The UK government says that almost a quarter of all FTSE 100 board positions are being filled by women. It cited the latest annual report from Lord Davies as saying that, four years on from his original report, commissioned by Business Secretary Vince Cable, female representation has almost doubled to 23.5%. The Davies’ report, published each year alongside the Cranfield University School of Management’s Female FTSE Board report, shows British businesses are “making great strides” towards Davies’ target of 25% by 2015, the government said. Governance

The National Association of Pension Funds (NAPF), the UK trade body, is developing a new ‘Stewardship Disclosure Framework’ to encourage asset managers to report on their activities and enable investors to hold them to account. Jo Swinson, a UK minister, announced the initiative to highlight the steps being taken to promote stewardship and engagement by institutional investors. She also mentioned the Stewardship Code and the creation of the Investor Forum.

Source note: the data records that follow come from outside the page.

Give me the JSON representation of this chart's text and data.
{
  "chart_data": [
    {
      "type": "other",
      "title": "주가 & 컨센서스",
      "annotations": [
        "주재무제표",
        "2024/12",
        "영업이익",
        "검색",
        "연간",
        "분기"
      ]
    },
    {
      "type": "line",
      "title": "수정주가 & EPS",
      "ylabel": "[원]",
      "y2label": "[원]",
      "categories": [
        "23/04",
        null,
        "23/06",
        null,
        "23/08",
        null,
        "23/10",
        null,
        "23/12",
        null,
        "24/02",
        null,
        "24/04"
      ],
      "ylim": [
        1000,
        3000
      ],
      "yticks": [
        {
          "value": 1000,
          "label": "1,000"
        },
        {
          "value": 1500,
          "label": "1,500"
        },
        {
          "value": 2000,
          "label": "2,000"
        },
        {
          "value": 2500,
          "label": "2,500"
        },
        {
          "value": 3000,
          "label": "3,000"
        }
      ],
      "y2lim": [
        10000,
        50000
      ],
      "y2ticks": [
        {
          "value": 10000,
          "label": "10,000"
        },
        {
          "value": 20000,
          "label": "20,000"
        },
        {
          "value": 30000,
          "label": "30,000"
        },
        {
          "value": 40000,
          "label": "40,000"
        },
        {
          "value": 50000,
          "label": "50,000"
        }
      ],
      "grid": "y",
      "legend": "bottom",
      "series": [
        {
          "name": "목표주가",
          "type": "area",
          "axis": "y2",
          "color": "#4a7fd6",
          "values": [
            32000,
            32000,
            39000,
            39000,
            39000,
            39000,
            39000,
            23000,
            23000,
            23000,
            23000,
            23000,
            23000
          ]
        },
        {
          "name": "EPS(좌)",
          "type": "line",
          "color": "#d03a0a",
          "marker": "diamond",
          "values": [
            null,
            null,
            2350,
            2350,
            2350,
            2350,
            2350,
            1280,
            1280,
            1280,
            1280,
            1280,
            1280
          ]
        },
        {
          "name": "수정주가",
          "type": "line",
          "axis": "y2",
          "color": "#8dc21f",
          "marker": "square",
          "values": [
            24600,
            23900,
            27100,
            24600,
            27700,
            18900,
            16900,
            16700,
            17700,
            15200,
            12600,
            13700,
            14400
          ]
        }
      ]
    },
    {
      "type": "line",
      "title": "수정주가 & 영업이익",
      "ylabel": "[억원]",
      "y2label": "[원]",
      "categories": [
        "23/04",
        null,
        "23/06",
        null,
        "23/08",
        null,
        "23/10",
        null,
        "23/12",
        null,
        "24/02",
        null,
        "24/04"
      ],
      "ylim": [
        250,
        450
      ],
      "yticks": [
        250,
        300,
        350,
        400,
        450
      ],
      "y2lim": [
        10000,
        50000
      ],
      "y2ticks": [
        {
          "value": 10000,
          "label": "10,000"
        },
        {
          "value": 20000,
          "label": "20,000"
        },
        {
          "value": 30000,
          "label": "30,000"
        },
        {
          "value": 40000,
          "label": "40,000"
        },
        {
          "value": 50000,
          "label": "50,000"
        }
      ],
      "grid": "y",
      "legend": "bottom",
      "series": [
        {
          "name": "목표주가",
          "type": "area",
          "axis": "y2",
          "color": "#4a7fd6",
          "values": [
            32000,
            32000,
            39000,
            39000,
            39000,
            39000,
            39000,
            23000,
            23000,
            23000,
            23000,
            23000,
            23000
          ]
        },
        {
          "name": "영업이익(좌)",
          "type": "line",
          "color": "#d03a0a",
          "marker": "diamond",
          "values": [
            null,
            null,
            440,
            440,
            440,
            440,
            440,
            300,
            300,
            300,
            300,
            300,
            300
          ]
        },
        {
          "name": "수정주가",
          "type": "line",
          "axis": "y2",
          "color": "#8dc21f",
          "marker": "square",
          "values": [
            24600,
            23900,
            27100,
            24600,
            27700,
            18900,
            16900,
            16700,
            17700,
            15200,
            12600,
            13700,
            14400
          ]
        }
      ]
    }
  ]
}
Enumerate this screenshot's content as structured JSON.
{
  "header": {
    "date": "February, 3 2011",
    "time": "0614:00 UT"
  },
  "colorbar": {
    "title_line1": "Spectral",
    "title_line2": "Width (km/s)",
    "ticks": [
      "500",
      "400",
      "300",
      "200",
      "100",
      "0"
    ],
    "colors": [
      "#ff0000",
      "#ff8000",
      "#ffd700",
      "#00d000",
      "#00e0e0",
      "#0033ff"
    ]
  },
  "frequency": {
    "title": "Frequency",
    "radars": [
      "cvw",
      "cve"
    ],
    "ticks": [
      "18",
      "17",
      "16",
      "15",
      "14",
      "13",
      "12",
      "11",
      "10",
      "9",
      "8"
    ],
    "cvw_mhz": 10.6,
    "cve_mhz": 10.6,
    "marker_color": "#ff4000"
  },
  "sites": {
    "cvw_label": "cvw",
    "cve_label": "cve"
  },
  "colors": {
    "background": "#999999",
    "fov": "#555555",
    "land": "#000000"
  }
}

Decision support firm MSCI has launched a tool to help institutional investors assess accounting risk in over 50 emerging market countries. The MSCI ESG AGR Emerging Markets covers approximately 9,000 companies including those reporting under local Generally Accepted Accounting Principles (GAAP) and International Financial Reporting Standards (IFRS). It’s aimed at institutional investors, banks, insurance companies and other financial institutions concerned about financial transparency in emerging markets.

The 2015 update to SHARE’s Model Proxy Voting Guidelines has been released by Canada’s Shareholder Association for Research and Education. It reflects the most recent developments in corporate governance, including changes to provincial requirements for diversity on corporate board of directors, new rules on auditors, majority election of directors and advance notice provisions, and consideration of emerging corporate social responsibility issues, SHARE said.

Deutsche Asset & Wealth Management’s (DeAWM) real estate arm has issued a report updating its progress in integrating sustainability. It lists 10 things the unit has achieved, including realising a 31% return on sustainability upgrade projects; growing assets certified as “green” by €1.2bn; and reducing the energy consumption of its investment portfolio by 6.4% between 2009 and 2014. DeAWM’s real estate unit manages €68.3bn in assets.

US-based asset management giant BlackRock has been fined €3.25m by German financial regulator BaFin for incorrectly disclosing shareholdings in 48 companies listed on Germany’s Dax and MDax indices. According to the BaFin, BlackRock violated German securities law by not, in a timely manner, informing it when its shareholdings in the firms exceeded 5%. Press reports said another problem was that BlackRock and its subsidiaries did not provide the right information in the filings. BlackRock itself had approached the BaFin to get its affairs in order and accepts the fine.

US law firm Scott + Scott is reportedly asking Tesco shareholders to join a group to bring a lawsuit to recover “billions of pounds in compensation” for losses linked to the UK retailer’s profit overstatement scandal last year. Reuters reported that Tesco Shareholder Claims Ltd., funded by litigation firm Scott + Scott would seek to bring an action against Tesco on behalf of institutional shareholders. Tesco declined to comment, the report added.